Le jour se lève, et pourtant je n’arrive pas à sortir du noir.
Ma chambre ressemble à une cage, un espace où les murs me renvoient chaque pensée trop lourde.
J’entends les bruits du matin qui arrivent de la cuisine, mais je n’ai pas faim.
— Ewan, tu viens ? Ta mère t’appelle depuis un moment.
Je me force à bouger, à enfiler des vêtements qui me semblent trop grands.
Je sais qu’il faudra affronter encore une fois la maison, les silences, les regards fuyants.
Quand j’arrive dans la cuisine, ma mère est là, assise, les mains serrées autour d’une tasse de café tiède.
— Tu n’as pas mangé ce matin, je vois, dit-elle doucement.
Je baisse les yeux.
— J’ai pas faim.
Ma sœur entre, elle lance un regard rapide vers moi, comme pour vérifier que je suis bien réel.
— T’es encore dans ta bulle, hein ?
Je ne réponds pas.
Le silence s’installe, lourd et tendu.
Puis, comme souvent, mon père entre. Sa présence me fait serrer la mâchoire.
Il ne parle pas beaucoup, mais quand il le fait, c’est souvent pour me reprocher quelque chose.
— Tu devrais arrêter de traîner comme ça. La vie, c’est pas un jeu.
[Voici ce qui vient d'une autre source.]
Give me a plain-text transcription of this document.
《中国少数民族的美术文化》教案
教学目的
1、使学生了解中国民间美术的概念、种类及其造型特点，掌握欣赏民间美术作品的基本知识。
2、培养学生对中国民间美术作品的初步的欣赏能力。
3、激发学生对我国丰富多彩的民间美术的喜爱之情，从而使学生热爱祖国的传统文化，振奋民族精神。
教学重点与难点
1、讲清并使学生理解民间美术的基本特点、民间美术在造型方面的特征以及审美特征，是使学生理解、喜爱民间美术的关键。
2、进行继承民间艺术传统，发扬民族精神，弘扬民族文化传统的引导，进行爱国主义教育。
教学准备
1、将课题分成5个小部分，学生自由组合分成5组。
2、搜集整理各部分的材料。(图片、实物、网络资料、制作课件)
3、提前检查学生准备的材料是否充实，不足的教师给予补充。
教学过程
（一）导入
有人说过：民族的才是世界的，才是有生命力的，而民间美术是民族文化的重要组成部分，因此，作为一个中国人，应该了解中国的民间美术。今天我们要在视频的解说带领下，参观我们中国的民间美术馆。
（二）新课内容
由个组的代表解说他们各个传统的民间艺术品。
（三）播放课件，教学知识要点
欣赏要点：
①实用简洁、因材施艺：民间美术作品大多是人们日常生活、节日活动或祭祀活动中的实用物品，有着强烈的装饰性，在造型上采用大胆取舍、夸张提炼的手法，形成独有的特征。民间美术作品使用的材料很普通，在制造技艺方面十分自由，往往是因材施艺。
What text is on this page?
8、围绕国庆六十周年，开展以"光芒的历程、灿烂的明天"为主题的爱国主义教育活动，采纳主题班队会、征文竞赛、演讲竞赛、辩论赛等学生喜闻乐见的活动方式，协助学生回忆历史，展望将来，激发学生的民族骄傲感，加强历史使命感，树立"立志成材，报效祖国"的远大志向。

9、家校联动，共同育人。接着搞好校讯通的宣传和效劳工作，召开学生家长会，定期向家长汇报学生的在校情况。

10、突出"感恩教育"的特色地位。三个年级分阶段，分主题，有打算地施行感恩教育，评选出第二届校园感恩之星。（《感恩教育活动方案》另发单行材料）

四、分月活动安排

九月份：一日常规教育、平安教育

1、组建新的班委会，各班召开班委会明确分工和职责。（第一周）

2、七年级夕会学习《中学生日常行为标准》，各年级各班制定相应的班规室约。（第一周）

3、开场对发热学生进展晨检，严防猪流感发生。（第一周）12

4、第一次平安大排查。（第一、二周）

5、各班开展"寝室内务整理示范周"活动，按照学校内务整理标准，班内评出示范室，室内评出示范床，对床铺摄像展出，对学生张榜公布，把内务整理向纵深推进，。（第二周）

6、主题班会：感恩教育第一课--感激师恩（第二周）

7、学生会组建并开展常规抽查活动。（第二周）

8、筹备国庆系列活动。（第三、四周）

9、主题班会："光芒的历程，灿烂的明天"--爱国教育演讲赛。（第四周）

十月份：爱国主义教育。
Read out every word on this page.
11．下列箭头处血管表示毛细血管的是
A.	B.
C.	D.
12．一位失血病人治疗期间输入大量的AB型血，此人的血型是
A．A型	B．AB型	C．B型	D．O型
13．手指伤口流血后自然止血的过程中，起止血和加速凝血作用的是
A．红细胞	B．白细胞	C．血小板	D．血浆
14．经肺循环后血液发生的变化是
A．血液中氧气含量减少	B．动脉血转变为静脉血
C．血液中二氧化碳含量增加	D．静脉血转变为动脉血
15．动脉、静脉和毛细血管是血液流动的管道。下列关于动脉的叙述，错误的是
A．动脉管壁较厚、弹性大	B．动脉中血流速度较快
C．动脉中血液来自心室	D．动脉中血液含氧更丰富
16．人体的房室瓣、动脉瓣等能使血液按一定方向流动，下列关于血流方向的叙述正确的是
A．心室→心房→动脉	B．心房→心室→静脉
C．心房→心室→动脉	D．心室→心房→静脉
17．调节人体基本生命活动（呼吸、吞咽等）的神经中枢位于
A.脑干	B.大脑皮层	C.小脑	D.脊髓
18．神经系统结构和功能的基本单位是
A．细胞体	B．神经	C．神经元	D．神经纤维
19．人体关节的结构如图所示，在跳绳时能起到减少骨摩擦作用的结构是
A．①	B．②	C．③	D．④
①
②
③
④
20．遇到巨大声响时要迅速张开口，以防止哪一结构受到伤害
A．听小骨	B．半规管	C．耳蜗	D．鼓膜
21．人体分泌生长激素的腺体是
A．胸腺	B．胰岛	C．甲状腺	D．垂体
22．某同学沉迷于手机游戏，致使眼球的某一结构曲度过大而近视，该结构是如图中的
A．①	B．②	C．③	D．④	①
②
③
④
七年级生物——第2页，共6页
Je serre les poings sous la table.
Je voudrais lui dire que je ne suis pas un jeu, que j’ai mal, mais les mots restent bloqués.
Le souvenir revient.
Ce jour-là, quand j’avais 8 ans, mon oncle est venu à la maison.
Il avait ce regard qui ne voulait rien dire, mais qui faisait froid dans le dos.
Je me souviens encore de ses mains, de sa voix basse qui murmurait des choses que je ne comprenais pas.
Je ne pouvais pas le repousser.
Je ne savais pas comment.
Depuis, chaque fois qu’il revient, je me ferme.
Je redeviens ce garçon figé, sans défense.
À l’école, la situation empire.
Ce matin-là, en classe, la prof annonce un travail en groupe.
— Ewan, tu es avec Léa et Maxime.
Je sens tous les regards sur moi.
Léa me jette un regard rapide, pas hostile, mais distant.
Maxime, lui, ne dit rien, mais je devine dans son silence qu’il préférerait ne pas avoir à faire équipe avec moi.
Le cours commence, et je tente de participer.
Mais les mots me manquent.
Quand j’essaie de parler, ma voix tremble, et mes mains deviennent moites.
À la pause, je m’éloigne, préférant rester seul.
— Pourquoi tu restes tout seul ? me demande Léa timidement.
Je secoue la tête.
— C’est plus simple.
Elle me regarde, hésitante.
— Tu peux me parler, tu sais.
Je voudrais lui dire, lui expliquer ce que personne ne sait, mais les mots ne viennent pas.
Plus tard, je retrouve Maxime et ses amis dans la cour.
Ils parlent fort, rient, s’amusent.
Je m’approche, espérant peut-être un signe, une invitation.
Mais un des garçons me pousse brusquement.
— Va-t’en, on a pas besoin de toi ici.
Je recule, les larmes brûlant mes yeux.
Je détourne la tête, rapide, avant qu’ils ne voient.
Je rentre chez moi, la gorge nouée.
Ma mère me regarde, inquiète.
— Ça va, mon chéri ?
Je secoue la tête, incapable de parler.
Je monte dans ma chambre, referme la porte derrière moi, et m’effondre sur mon lit.
Les souvenirs me submergent.
Le visage de mon oncle, la peur, le silence.
Je voudrais qu’on m’aide, mais je n’ose pas demander.
Je suis prisonnier de cette invisibilité.
Invisible, même pour ceux qui devraient m’aimer.
Je ferme les yeux, et dans le silence, je me promets de tenir encore un peu.
Un jour, peut-être, quelqu’un me verra vraiment.